- Born: Nigeria
- Education: University of Manchester; University of Dundee;
- Occupations: Entrepreneur; Clean energy activist;
- Notable work: Founder and CEO of Salpha Energy; and executive director at Dozzy Group;

= Sandra Chukwudozie =

Nigerian entrepreneur

Sandra Chukwudozie is a Nigerian female entrepreneur and clean energy activist. She is the Founder and CEO of Salpha Energy; and executive director at Dozzy Group. She is the daughter of Nigerian business magnate Sir Daniel Chukwudozie.
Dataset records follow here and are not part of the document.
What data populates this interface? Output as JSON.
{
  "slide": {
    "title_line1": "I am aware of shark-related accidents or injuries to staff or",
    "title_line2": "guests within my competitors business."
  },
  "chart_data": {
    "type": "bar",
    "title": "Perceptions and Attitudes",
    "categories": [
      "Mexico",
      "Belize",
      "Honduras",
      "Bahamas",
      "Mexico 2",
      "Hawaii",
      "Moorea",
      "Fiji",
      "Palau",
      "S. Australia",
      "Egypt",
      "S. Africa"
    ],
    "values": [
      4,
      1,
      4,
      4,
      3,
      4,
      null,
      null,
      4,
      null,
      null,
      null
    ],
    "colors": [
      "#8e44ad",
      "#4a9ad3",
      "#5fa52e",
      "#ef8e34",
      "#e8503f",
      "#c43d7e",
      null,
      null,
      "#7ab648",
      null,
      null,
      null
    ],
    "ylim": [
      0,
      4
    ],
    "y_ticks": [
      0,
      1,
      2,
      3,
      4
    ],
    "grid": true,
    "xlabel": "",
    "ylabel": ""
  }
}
Sandra is a Forbes Africa 30 under 30 Lister.

== Early life and education ==
Chukwudozie grew up with entrepreneurial parents (Daniel Chukwudozie and Lady Ada Chukwudozie) in Nigeria who own a conglomerate spanning multiple industries; manufacturing, oil, and gas, power generation and real estate.

She graduated from the University of Manchester in July 2014, with a bachelor's degree in economics and political science. She also earned a master's degree in international oil and gas management from the University of Dundee (Centre for Energy, Petroleum & Mineral Law and Policy) in 2015. Chukwudozie is also a certified NLP Master Practitioner from the NLP Centre of New York.

== Career ==
In 2015, Chukwudozie worked in the Office of the Director for the General Assembly and ECOSOC Affairs Division at the United Nations Headquarters. She also worked with the United Nations Industrial Development Organization. Sandra serves as executive director at Dozzy Group.

In 2017, she founded Salpha Energy, a solar company that designs, manufactures and distributes solar power systems for homes and businesses that lack access to a reliable electrical grid in Africa.

In 2021, Chukwudozie and her company qualified for the grant agreement under the World Bank-funded Nigeria Electrification Project (NEP). In 2022, she was listed on the Forbes 30 Under 30 (Energy Category).